Cerpen Cinta Love at First Sight Part ~ 18

Udah lama nggak ada ngelanjutin ini kayaknya, ya udah mumpung ada waktu dan sepertinya ide juga lagi bersahabat Cerpen Cinta love at First Sight nya dilanjut lagi.

Untuk yang udah lupa sama part sebelumnya, bisa langsung dicek di sini Cerpen Cinta Love at First Sight part ~ 17.

Cerpen Cinta Love at First Sight Part ~ 18
Cerpen Cinta Love at First Sight Part ~ 18

Love at First Sight


Bel istirahat baru saja berbunyi, aku segera menyelinap keluar kelas sebelum ada yang menyadarinya, dan secepat mungkin kearah tempat ternyaman disekolah saat istirahat tiba.
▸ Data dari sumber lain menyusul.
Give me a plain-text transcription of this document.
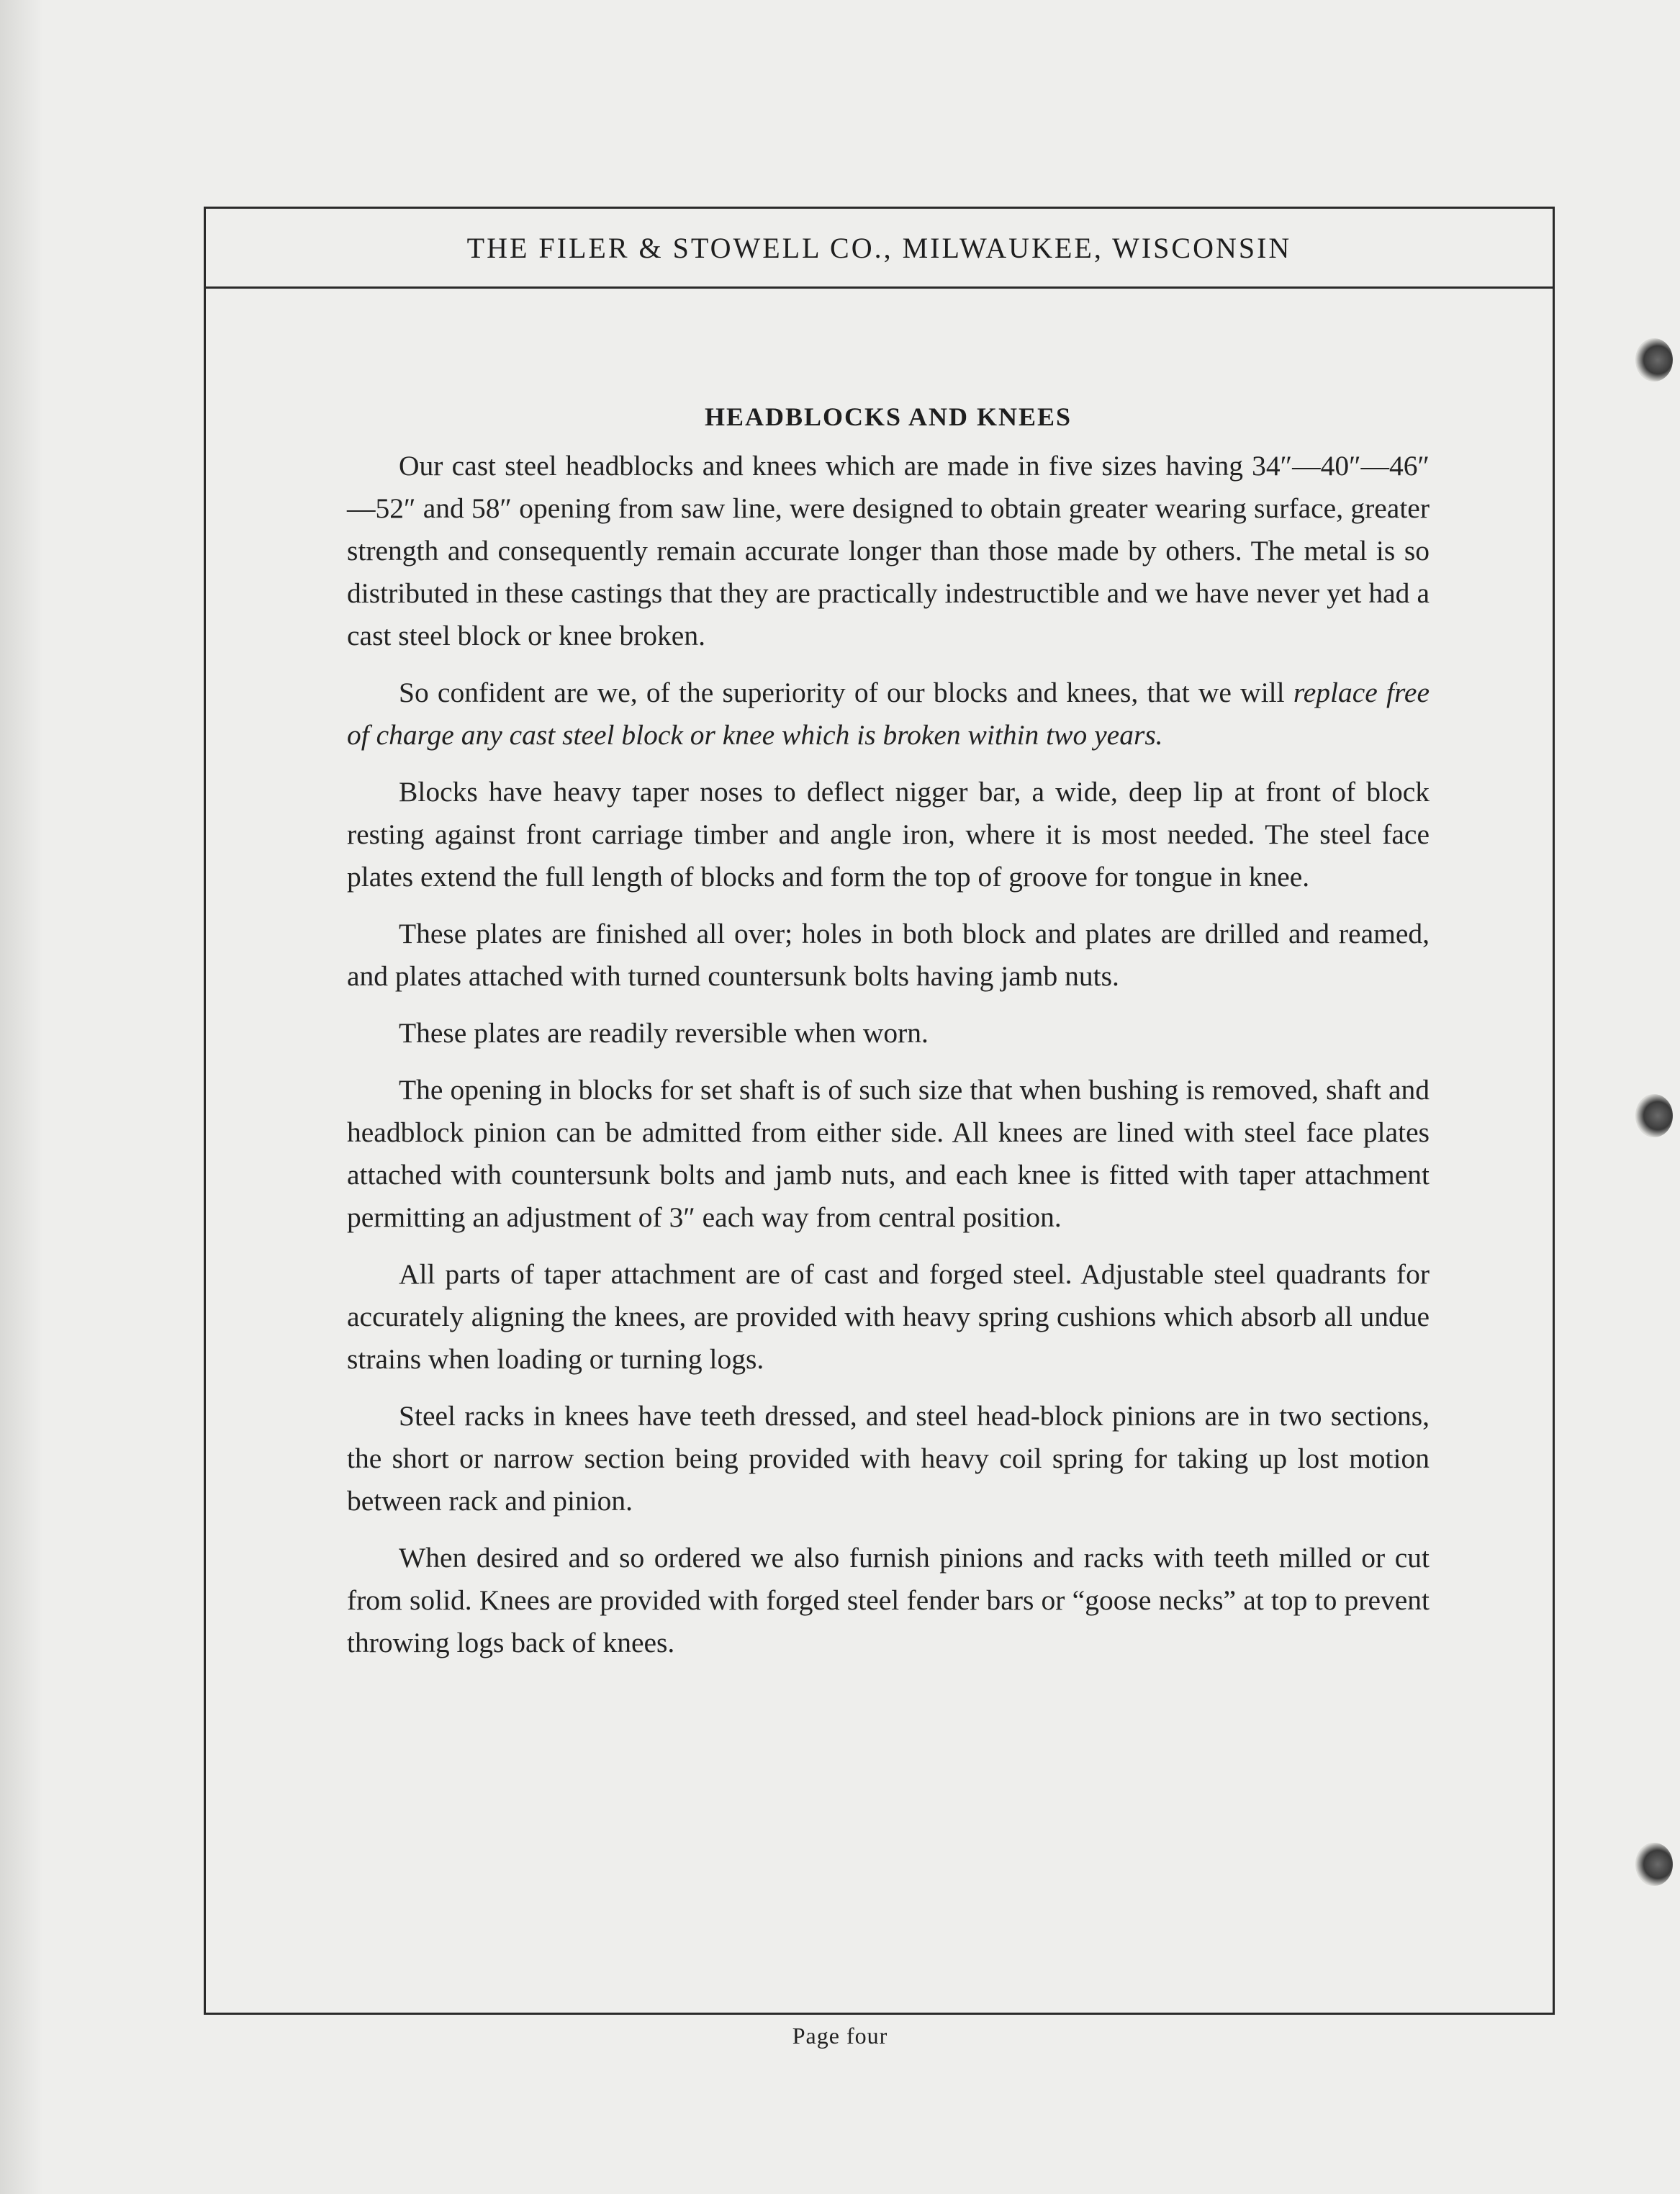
THE FILER & STOWELL CO., MILWAUKEE, WISCONSIN
HEADBLOCKS AND KNEES

Our cast steel headblocks and knees which are made in five sizes having 34″—40″—46″—52″ and 58″ opening from saw line, were designed to obtain greater wearing surface, greater strength and consequently remain accurate longer than those made by others. The metal is so distributed in these castings that they are practically indestructible and we have never yet had a cast steel block or knee broken.

So confident are we, of the superiority of our blocks and knees, that we will replace free of charge any cast steel block or knee which is broken within two years.

Blocks have heavy taper noses to deflect nigger bar, a wide, deep lip at front of block resting against front carriage timber and angle iron, where it is most needed. The steel face plates extend the full length of blocks and form the top of groove for tongue in knee.

These plates are finished all over; holes in both block and plates are drilled and reamed, and plates attached with turned countersunk bolts having jamb nuts.

These plates are readily reversible when worn.

The opening in blocks for set shaft is of such size that when bushing is removed, shaft and headblock pinion can be admitted from either side. All knees are lined with steel face plates attached with countersunk bolts and jamb nuts, and each knee is fitted with taper attachment permitting an adjustment of 3″ each way from central position.

All parts of taper attachment are of cast and forged steel. Adjustable steel quadrants for accurately aligning the knees, are provided with heavy spring cushions which absorb all undue strains when loading or turning logs.

Steel racks in knees have teeth dressed, and steel head-block pinions are in two sections, the short or narrow section being provided with heavy coil spring for taking up lost motion between rack and pinion.

When desired and so ordered we also furnish pinions and racks with teeth milled or cut from solid. Knees are provided with forged steel fender bars or “goose necks” at top to prevent throwing logs back of knees.

Page four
Dimana lagi kalau bukan taman belakang sekolah, namun langkahku terhenti tepat saat kakiku menginjak rerumputan hijau, setelah aku berfikir kembali bukankah aku sudah tidak perlu menghindari Revan?
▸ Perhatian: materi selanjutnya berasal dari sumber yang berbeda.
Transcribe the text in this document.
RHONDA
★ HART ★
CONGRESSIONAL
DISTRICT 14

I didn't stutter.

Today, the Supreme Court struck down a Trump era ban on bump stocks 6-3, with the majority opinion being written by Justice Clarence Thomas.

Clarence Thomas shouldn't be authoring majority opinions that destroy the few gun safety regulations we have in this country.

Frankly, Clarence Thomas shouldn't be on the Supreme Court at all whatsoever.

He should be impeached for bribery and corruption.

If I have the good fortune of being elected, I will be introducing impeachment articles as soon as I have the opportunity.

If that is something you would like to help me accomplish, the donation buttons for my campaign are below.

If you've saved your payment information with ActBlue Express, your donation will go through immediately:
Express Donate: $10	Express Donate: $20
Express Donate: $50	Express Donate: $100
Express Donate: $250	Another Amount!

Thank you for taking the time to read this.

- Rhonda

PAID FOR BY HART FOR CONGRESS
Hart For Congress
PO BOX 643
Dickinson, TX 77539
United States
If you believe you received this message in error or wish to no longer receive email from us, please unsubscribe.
Saat aku berfikir akan kembali kekelas dan menugggu Revan menghampiriku seperti biasanya, lagi-lagi niat itu hanyalah tinggal niat saat mataku tidak sengaja menatap kearah kursi yang biasanya aku tempati, tampak sosok Revan yang sedang bersandar dikursi dengan mata tertutup, sejak kapan pria itu disana. Memang sih, kalau difikir kembali kelas Revan lebih dekat dari pada jarak kelasku kesini, tapi apakah hanya karena itu dia tampak lebih cepat.
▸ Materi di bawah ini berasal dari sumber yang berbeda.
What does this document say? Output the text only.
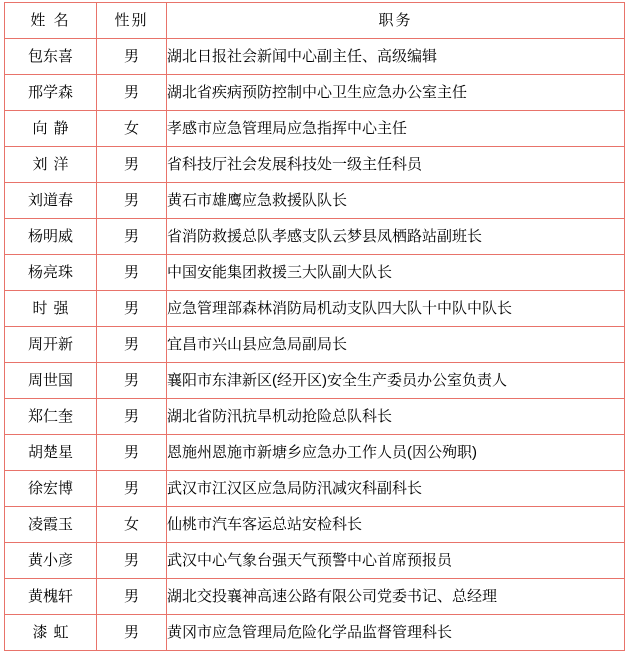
姓 名	性别	职务
包东喜	男	湖北日报社会新闻中心副主任、高级编辑
邢学森	男	湖北省疾病预防控制中心卫生应急办公室主任
向静	女	孝感市应急管理局应急指挥中心主任
刘洋	男	省科技厅社会发展科技处一级主任科员
刘道春	男	黄石市雄鹰应急救援队队长
杨明威	男	省消防救援总队孝感支队云梦县凤栖路站副班长
杨亮珠	男	中国安能集团救援三大队副大队长
时强	男	应急管理部森林消防局机动支队四大队十中队中队长
周开新	男	宜昌市兴山县应急局副局长
周世国	男	襄阳市东津新区(经开区)安全生产委员办公室负责人
郑仁奎	男	湖北省防汛抗旱机动抢险总队科长
胡楚星	男	恩施州恩施市新塘乡应急办工作人员(因公殉职)
徐宏博	男	武汉市江汉区应急局防汛减灾科副科长
凌霞玉	女	仙桃市汽车客运总站安检科长
黄小彦	男	武汉中心气象台强天气预警中心首席预报员
黄槐轩	男	湖北交投襄神高速公路有限公司党委书记、总经理
漆虹	男	黄冈市应急管理局危险化学品监督管理科长
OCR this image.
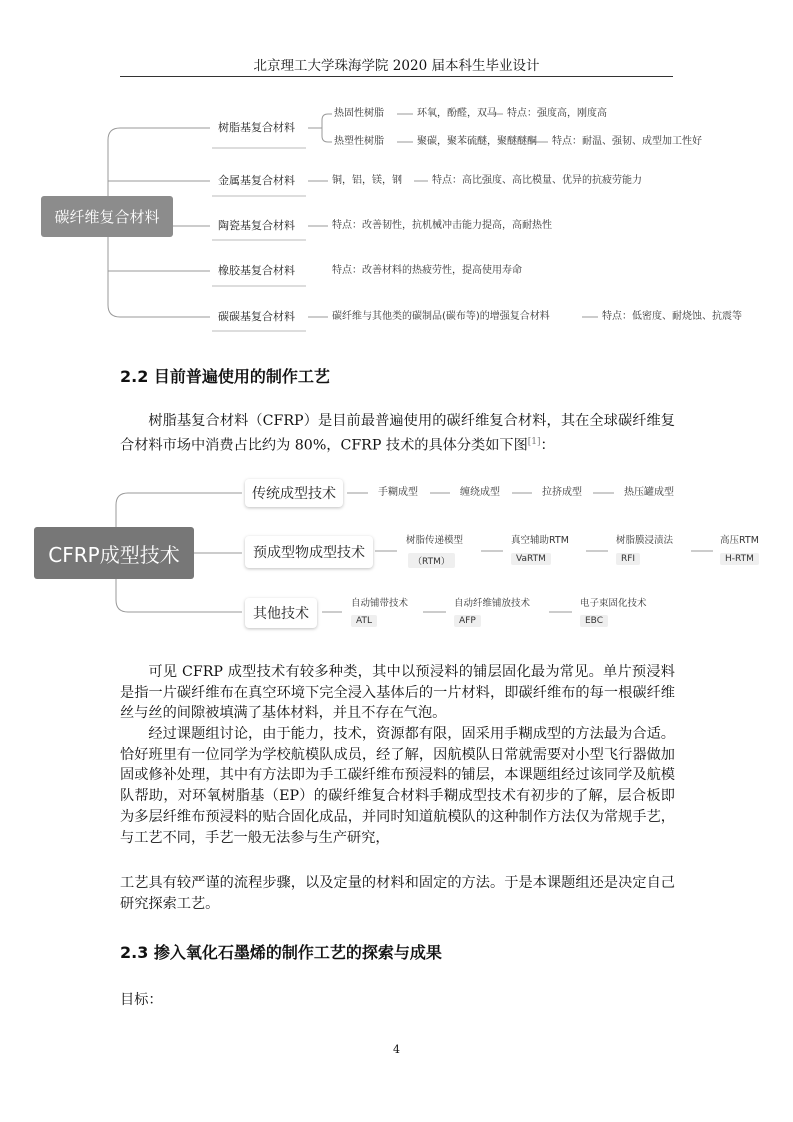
北京理工大学珠海学院 2020 届本科生毕业设计
碳纤维复合材料
树脂基复合材料
热固性树脂	环氧，酚醛，双马 特点：强度高，刚度高
热塑性树脂	聚碳，聚苯硫醚，聚醚醚酮 特点：耐温、强韧、成型加工性好
金属基复合材料	铜，铝，镁，钢	特点：高比强度、高比模量、优异的抗疲劳能力
陶瓷基复合材料	特点：改善韧性，抗机械冲击能力提高，高耐热性
橡胶基复合材料	特点：改善材料的热疲劳性，提高使用寿命
碳碳基复合材料	碳纤维与其他类的碳制品(碳布等)的增强复合材料	特点：低密度、耐烧蚀、抗震等
2.2 目前普遍使用的制作工艺
树脂基复合材料（CFRP）是目前最普遍使用的碳纤维复合材料，其在全球碳纤维复合材料市场中消费占比约为 80%，CFRP 技术的具体分类如下图[1]：
CFRP成型技术
传统成型技术	手糊成型	缠绕成型	拉挤成型	热压罐成型
预成型物成型技术
树脂传递模型
（RTM）
真空辅助RTM
VaRTM
树脂膜浸渍法
RFI
高压RTM
H-RTM
其他技术
自动铺带技术
ATL
自动纤维铺放技术
AFP
电子束固化技术
EBC
可见 CFRP 成型技术有较多种类，其中以预浸料的铺层固化最为常见。单片预浸料是指一片碳纤维布在真空环境下完全浸入基体后的一片材料，即碳纤维布的每一根碳纤维丝与丝的间隙被填满了基体材料，并且不存在气泡。
经过课题组讨论，由于能力，技术，资源都有限，固采用手糊成型的方法最为合适。恰好班里有一位同学为学校航模队成员，经了解，因航模队日常就需要对小型飞行器做加固或修补处理，其中有方法即为手工碳纤维布预浸料的铺层，本课题组经过该同学及航模队帮助，对环氧树脂基（EP）的碳纤维复合材料手糊成型技术有初步的了解，层合板即为多层纤维布预浸料的贴合固化成品，并同时知道航模队的这种制作方法仅为常规手艺，与工艺不同，手艺一般无法参与生产研究，
工艺具有较严谨的流程步骤，以及定量的材料和固定的方法。于是本课题组还是决定自己研究探索工艺。
2.3 掺入氧化石墨烯的制作工艺的探索与成果
目标：
4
Aku melangkah perlahan mendekati Revan dan memperhatikannya, wajahnya tampak makin imut saat tertidur, bahkan handset masih bertengger ditelinganya. Mungkin karena lagu yang didengarkannya membuat kesadarannya cepat hilang dan segera tertidur, terlebih lagi angin tampak berhembus semilir disekeliling. Aku sedikit mencibir saat mengingat baru beberapa waktu lalu pria ini mengatakan tidak bisa tidur dengan nyaman.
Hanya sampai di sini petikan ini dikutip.